Even when being recognized for her accomplishments, Ewing still faced harassment. Last year, Ewing was given the YWCA Women of Achievement award, for her work in art and culture in Spokane.

It wasn’t the first time Ewing had attended the awards dinner, the year before she went as Lisa Brown’s guest.

“As I was going into the Grand Hotel I was literally spit on,” Ewing said. “And it was very clear why I was getting spit on.”

“No matter how much grace I show, no matter how much soulful leadership I show, no matter how much dignity and humanity I show, there is still that person that is going to spit on me,” Ewing said. “And I don’t know how much my soul can take.”

With such a widespread uprising against police brutality and for equality, the movement has become decentralized without a central goal other than ending racial injustice, Laurent said.

When it came to policing and police brutality the group took a “nuanced” approach in supporting the defund the police movement that has become prominent in recent weeks.

“Please don’t get rid of all of them because sometimes I need to call them,” Duncan said of police.

Laurent agreed but added that police are overextended in being asked to deal with crises like mental health and homelessness.

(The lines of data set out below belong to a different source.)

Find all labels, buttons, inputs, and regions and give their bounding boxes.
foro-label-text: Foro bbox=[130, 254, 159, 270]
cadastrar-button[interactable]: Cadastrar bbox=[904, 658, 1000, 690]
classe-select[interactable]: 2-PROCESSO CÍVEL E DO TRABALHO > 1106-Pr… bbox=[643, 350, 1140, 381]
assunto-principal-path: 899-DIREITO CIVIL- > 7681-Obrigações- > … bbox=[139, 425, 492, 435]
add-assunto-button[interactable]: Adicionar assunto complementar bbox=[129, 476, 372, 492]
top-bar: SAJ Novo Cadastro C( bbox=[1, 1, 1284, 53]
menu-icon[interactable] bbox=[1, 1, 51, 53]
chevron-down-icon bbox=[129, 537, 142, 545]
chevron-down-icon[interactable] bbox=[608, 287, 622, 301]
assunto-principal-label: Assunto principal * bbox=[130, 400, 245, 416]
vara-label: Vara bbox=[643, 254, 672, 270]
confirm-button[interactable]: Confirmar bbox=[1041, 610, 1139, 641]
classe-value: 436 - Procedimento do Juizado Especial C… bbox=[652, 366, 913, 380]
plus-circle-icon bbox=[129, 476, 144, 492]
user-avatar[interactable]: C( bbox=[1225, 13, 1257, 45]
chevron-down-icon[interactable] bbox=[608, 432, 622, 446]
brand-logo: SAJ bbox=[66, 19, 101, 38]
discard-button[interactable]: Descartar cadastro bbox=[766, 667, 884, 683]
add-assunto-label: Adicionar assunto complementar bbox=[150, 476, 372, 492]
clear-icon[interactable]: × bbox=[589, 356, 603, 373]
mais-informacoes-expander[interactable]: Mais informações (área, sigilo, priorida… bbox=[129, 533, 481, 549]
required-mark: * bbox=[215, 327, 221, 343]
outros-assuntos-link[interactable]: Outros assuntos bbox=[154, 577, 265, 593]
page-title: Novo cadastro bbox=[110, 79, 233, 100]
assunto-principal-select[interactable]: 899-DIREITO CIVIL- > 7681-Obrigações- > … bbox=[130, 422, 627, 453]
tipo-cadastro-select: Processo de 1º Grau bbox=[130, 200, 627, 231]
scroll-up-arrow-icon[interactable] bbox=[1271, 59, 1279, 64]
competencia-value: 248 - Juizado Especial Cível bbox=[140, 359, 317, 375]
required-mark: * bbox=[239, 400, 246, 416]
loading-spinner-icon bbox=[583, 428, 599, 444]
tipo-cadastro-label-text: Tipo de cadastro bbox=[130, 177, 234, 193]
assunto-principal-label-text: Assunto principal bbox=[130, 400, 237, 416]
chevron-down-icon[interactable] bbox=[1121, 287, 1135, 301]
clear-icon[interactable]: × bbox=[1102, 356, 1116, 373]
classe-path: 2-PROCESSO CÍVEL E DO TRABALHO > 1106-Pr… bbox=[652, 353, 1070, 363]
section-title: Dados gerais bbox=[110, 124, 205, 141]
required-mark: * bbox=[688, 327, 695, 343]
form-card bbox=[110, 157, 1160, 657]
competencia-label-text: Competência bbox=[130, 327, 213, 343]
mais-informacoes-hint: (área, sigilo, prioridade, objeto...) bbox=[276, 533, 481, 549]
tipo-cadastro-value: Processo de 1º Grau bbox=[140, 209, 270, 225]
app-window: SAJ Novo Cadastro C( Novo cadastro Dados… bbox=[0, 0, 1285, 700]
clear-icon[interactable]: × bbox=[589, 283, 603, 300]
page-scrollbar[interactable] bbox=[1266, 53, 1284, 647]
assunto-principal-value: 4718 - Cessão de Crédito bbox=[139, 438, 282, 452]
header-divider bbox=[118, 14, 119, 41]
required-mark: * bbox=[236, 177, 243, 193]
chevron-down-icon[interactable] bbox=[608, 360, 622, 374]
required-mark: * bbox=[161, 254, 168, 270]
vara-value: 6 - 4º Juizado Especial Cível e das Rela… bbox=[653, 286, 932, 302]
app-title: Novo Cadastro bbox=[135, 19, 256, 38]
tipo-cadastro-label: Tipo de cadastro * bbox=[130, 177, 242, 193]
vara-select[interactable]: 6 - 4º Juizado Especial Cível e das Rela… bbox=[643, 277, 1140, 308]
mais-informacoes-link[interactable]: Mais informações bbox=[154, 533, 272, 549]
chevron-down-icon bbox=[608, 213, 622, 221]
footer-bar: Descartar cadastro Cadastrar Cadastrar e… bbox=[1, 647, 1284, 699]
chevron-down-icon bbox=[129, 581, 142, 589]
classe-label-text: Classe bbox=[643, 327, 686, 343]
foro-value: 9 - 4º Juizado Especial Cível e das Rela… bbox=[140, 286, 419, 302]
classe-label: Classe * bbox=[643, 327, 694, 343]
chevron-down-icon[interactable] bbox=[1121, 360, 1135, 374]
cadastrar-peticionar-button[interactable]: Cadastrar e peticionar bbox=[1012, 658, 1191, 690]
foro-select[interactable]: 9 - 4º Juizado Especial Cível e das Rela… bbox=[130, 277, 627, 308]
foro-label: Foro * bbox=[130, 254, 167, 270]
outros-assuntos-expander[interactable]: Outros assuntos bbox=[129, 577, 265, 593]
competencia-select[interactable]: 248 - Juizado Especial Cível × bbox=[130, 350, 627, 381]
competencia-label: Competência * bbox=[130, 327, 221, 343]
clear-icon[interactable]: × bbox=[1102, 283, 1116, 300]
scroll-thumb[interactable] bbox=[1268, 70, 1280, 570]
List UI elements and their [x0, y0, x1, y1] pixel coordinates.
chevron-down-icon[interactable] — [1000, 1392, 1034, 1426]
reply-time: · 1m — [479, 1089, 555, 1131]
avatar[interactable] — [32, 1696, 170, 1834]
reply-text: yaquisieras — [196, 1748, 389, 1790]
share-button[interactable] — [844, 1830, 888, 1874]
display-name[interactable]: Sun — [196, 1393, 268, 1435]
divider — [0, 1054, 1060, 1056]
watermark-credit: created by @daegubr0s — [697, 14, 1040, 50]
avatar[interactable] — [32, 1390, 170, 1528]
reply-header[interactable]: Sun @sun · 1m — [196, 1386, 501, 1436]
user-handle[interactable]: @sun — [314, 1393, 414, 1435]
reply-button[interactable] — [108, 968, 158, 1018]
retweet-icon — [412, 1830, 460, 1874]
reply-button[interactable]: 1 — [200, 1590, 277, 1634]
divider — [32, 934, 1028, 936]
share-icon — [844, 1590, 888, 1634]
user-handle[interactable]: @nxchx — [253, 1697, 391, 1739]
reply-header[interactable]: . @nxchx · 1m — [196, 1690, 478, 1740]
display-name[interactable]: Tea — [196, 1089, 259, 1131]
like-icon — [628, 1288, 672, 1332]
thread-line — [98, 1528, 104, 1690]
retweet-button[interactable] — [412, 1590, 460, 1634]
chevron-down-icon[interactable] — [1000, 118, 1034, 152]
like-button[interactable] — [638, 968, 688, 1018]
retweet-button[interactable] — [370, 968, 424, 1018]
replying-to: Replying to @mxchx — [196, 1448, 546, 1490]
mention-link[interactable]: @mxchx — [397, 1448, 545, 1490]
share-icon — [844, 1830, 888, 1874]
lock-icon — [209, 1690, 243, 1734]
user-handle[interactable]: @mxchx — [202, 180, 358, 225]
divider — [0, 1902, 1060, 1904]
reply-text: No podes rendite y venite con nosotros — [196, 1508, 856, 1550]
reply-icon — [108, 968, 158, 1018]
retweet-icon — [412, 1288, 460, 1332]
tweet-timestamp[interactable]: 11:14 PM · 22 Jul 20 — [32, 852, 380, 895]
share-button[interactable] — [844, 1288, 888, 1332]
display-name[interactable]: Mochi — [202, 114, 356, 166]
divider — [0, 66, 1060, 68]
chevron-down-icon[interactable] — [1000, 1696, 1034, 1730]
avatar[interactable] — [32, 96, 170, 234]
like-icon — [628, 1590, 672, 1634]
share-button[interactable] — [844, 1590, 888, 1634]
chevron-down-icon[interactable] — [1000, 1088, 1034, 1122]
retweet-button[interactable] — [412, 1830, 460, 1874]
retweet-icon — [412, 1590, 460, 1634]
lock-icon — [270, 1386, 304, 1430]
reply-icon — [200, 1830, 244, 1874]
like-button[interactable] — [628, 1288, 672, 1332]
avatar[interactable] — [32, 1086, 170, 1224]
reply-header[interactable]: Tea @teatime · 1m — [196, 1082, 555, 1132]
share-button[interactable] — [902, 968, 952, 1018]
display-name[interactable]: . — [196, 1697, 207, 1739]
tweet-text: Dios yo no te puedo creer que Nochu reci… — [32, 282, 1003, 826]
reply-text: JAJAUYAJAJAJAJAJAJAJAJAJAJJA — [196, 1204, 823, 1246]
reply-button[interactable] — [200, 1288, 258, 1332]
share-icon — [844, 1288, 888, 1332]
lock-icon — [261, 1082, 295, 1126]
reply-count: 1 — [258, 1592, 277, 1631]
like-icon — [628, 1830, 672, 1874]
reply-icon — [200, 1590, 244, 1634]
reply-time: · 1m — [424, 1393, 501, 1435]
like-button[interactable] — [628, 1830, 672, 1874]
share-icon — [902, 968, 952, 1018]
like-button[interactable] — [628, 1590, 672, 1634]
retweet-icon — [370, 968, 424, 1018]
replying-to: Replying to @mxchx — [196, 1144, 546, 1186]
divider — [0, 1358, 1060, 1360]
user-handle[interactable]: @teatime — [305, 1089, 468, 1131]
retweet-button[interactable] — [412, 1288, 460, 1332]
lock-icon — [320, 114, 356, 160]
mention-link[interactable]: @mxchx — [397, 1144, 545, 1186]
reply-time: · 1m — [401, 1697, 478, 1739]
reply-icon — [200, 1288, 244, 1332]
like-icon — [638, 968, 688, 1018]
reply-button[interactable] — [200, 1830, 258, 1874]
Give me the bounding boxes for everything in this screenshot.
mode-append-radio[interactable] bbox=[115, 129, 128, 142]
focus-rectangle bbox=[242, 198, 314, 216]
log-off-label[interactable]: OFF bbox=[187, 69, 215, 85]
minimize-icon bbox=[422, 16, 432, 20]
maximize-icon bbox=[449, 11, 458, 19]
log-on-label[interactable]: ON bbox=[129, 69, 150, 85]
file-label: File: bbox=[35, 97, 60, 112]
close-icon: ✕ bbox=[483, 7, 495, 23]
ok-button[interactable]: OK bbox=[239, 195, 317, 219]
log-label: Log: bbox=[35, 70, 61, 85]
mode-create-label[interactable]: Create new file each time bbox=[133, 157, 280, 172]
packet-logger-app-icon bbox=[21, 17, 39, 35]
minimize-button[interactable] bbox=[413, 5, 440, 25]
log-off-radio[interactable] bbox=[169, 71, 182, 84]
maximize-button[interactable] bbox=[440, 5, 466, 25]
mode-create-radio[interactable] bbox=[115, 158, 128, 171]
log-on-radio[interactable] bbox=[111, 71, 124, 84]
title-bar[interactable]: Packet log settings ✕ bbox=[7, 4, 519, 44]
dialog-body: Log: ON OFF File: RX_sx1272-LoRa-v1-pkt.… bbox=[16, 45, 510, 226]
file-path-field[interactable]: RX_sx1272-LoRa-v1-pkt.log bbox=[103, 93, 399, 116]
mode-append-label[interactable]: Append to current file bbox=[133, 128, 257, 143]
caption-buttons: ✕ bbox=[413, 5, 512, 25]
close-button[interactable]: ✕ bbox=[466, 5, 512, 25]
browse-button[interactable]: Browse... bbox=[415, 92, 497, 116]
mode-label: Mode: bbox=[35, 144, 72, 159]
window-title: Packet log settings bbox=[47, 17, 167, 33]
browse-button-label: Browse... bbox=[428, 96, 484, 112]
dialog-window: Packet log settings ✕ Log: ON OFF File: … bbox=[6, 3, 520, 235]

They are being scapegoated by politicians and policies, she added.

It has been an either-or-conversation, either you support the police or you support Black people and “we have to change the narrative,” Laurent said.

“We have to empathize with what’s happening (to police), but how do I empathize with you when you will not relent,” Laurent said.

Police officers in Atlanta recently called out of work after the officer who killed Rayshard Brooks faced criminal charges. He’s just starting the process of being held accountable and his fellow officers are walking out because of that process, Laurent said.

“I want to have empathy for you. I want to express that I want to have a more nuanced conversation,” Laurent said. “But how do I do that and hold true to a community that you are brutalizing, that you are killing.”

“We have to go back to everybody is valued equally,” Duncan said.

The defund the police platform, Laurent said, is recognizing the police have been asked to do too much.

“Your (police) responsibility needs to be on solving and addressing violent crime,” Laurent said, receiving agreement from the group.

When it comes to moving forward, the group agreed that an acknowledgement of the racial injustice America was built on is important.

“I want acknowledgment that our country has been built with racial injustice, intentionally,” Hill said.

It is also important for white people to have these conversations with each other, Kamkosi said.

“So much of life is just doing the status quo instead of thinking about how this impacts people,” Laurent said.

Laurent also noted the United States is a land stripped from Native peoples.

Having these tough conversations about race, inequity and systemic change is nearly impossible without relying on a relationships with the people you’re engaging with, the women agreed.

Duncan hopes to create that bridge for people by expanding her “sharing experiences” to be a series at local restaurants with different guests and a new theme each time. One thing that will always be the same, Duncan said, is the conversation will start and end with love.